So what about Python? Stackless Python is shown to outperform the chaining example from the tech talk at slide 34 by using tasklets and simple channels. Let's try to see what we can do for the standard CPython implementation.
"""
def main(n=100000):
    def runner(left, right):
        left.write(right.read() + 1)

    leftmost = left = Channel()
    for i in xrange(n):
        right = Channel()
        go(runner, left, right)
        left = right

    right.write(0)
    print leftmost.read()
"""
Then we need an implementation of something that can act like goroutines and channels. For a long time I've personally been using greenlet from the pypy project in various hobby projects. I'll provide a cut down version of a Channel implementation which should do the job for this example.

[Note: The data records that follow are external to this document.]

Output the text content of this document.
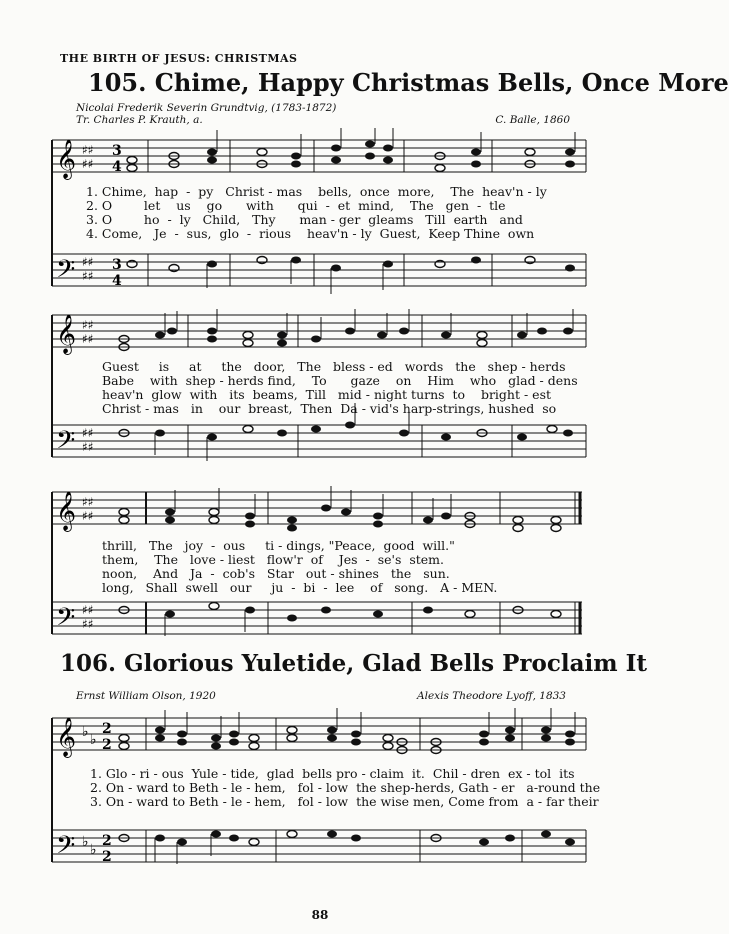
THE BIRTH OF JESUS: CHRISTMAS
105. Chime, Happy Christmas Bells, Once More
Nicolai Frederik Severin Grundtvig, (1783-1872)
Tr. Charles P. Krauth, a.	C. Balle, 1860
𝄞
𝄢
♯♯
♯♯
♯♯
♯♯
3
4
3
4
1. Chime,  hap  -  py   Christ - mas    bells,  once  more,    The  heav'n - ly
2. O        let    us    go      with      qui  -  et  mind,    The   gen  -  tle
3. O        ho  -  ly   Child,   Thy      man - ger  gleams   Till  earth   and
4. Come,   Je  -  sus,  glo  -  rious    heav'n - ly  Guest,  Keep Thine  own
𝄞
𝄢
♯♯
♯♯
♯♯
♯♯
Guest     is     at     the   door,   The   bless - ed   words   the   shep - herds
Babe    with  shep - herds find,    To      gaze    on    Him    who   glad - dens
heav'n  glow  with   its  beams,  Till   mid - night turns  to    bright - est
Christ - mas   in    our  breast,  Then  Da - vid's harp-strings, hushed  so
𝄞
𝄢
♯♯
♯♯
♯♯
♯♯
thrill,   The   joy  -  ous     ti - dings, "Peace,  good  will."
them,    The   love - liest   flow'r  of    Jes  -  se's  stem.
noon,    And   Ja  -  cob's   Star   out - shines   the   sun.
long,   Shall  swell   our     ju  -  bi  -  lee    of   song.   A - MEN.
106. Glorious Yuletide, Glad Bells Proclaim It
Ernst William Olson, 1920	Alexis Theodore Lyoff, 1833
𝄞
𝄢
♭ ♭
♭ ♭
2
2
2
2
1. Glo - ri - ous  Yule - tide,  glad  bells pro - claim  it.  Chil - dren  ex - tol  its
2. On - ward to Beth - le - hem,   fol - low  the shep-herds, Gath - er   a-round the
3. On - ward to Beth - le - hem,   fol - low  the wise men, Come from  a - far their
88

Greenlet is a coroutine implmentation, meaning threads/routines don't automatically yield to others; switching context must be done explicitly. While many may see this a disadvantage, I see it as an advantage that forces you to program in a reactive way. In my experience this fits perfectly with channels and the Actor model.
"""
from greenlet import greenlet, getcurrent
from functools import partial
from collections import deque

# This is just a job queue which we routinely pop to do more work. There's no
# "switch thread after N time" mecanism, so each job needs to behave.
queue = deque()
def go(callable, *args, **vargs):
    "create a new coroutine for callable(*args, **vargs)"
    g = greenlet(partial(callable, *args, **vargs), scheduler) # scheduler must be parent
    queue.append(g.switch)

def scheduler():
    while queue:
        queue.popleft()()
scheduler = greenlet(scheduler)

class Channel(object):
    "A asynchronous channel"
    def __init__(self):
        self.q = deque()
        self.waiting = []

    def write(self, msg):
        "write to the channel"
        self.q.append(msg)
        # notify everyone
        queue.extend(self.waiting)
        self.waiting = []

    def read(self):
        "read from the channel, blocking if it's empty"
        while not self.q:
            # block until we have data
            self.waiting.append(getcurrent().switch)
            scheduler.switch()
        return self.q.popleft()

if __name__ == "__main__":
    main()
"""
Example run on my computer (mbp 13" 2.53GHz)
chaining.go:
% time sh -c "6g chaining.go && 6l chaining.6 && ./6.out"
100000

Time spent in user mode   (CPU seconds) : 0.760s
Time spent in kernel mode (CPU seconds) : 0.534s
Total time                              : 0:01.31s
CPU utilisation (percentage)            : 98.4%
Times the process was swapped           : 0
Times of major page faults              : 0
Times of minor page faults              : 0

chaining.py:
% time python chaining.py
100000

Time spent in user mode   (CPU seconds) : 3.761s
Time spent in kernel mode (CPU seconds) : 0.830s
Total time                              : 0:04.61s
CPU utilisation (percentage)            : 99.5%
Times the process was swapped           : 0
Times of major page faults              : 0
Times of minor page faults              : 0
So this is in no way a real benchmark (I even include the compilation time for go), but it shows that the almost naively simple and old Python implementation is not completely off target. I kind of expected the difference to be much larger. Furhter more I've added no special syntax, done no customization to the standard distribution, only added one c-extension module, and created a full asynchronous Channel implementation on top of it all.

CPython is still in the game!
"""